CRBs are expected to be pertinent  to borrowers in the informal and small and medium enterprises that have a  good track record and performance, to use their   reputational capital to access credit.

According to the Central Bank of Kenya (CBK) latest data, the ratio of non-performing loans to gross loans improved from 6.3 per cent registered in December 2010 to 4.4 per cent in December, last year.

The reduction in credit risk is largely attributable to enhanced appraisal standards deployed by banks.

High cost of credit has constrained the expansion of businesses and deterred access to credit by a significant proportion of locals.

CRBs were introduced following efforts between CBK and commercial banks in 2009, after the Banking (CRB) Regulations, 2008 became operational on   February 2, 2009.

Kenya has two licensed credit reference bureaus, Metropol and Credit Reference Bureau (CRB) Africa Limited The banking sector was in the 1980s and 1990s saddled with a momentous NPLs portfolio invariably leading to the collapse of some banks.

Loan defaulters thrived in the “information asymmetry” environment that prevailed due to lack of a credit information sharing mechanism.

The development of a sustainable information sharing industry is recognised as a key component of financial sector reforms.

Credit history

Credit history not only provide necessary input for credit underwriting, but also allow borrowers to take their credit history from one financial institution to another, thereby making lending markets more competitive and, in the end, more affordable.

Commercial banks are also working on a new legal framework that will enforce the sharing of positive information on borrowers’ credit status.

This has been made possible through an amendment to the CBK Act.

Mr Habil Olaka, the chief executive Kenya bankers Association, the industry’s umbrella body said the banking industry is keen to begin sharing positive data as soon as the legal framework is put in place.

“The CBK is preparing relevant regulations to be issued very soon,” said Olaka.  The move is  part of attempts to ward off negative public perceptions  paint that CRBs as institutions seeking to shame and blacklist loan defaulters.

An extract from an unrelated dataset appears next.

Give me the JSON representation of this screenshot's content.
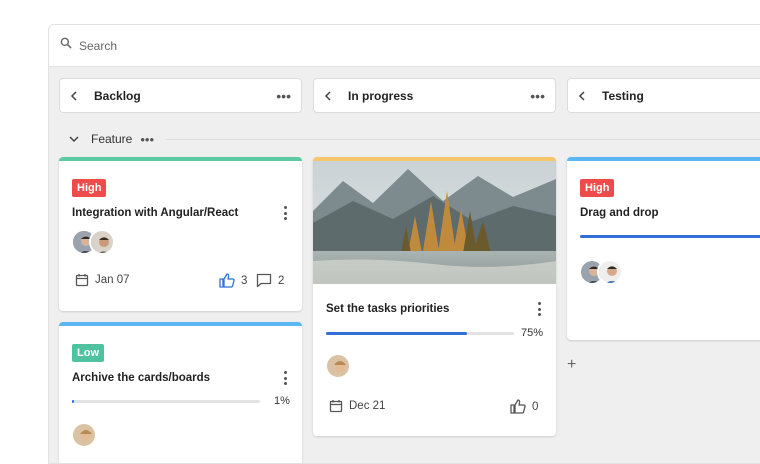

Although CRB regulations mandate the sharing of both negative information on non-performing loans as well as positive information on borrowers commercial banks have tended to focus on the former.

Bargaining power

Olaka noted sharing good information on borrowers’ credit history would boost borrowers bargaining power when negotiating for better terms on new loans.

 “The perception of credit bureaus in the market is that they merely blacklist. This is making many people to shy away,” said Sam Omukoko, managing director for Metropol Credit Reference Bureau.

The proportion of bad debts within the banking industry is estimated at about five per cent while 95 per cent of the borrowers are good.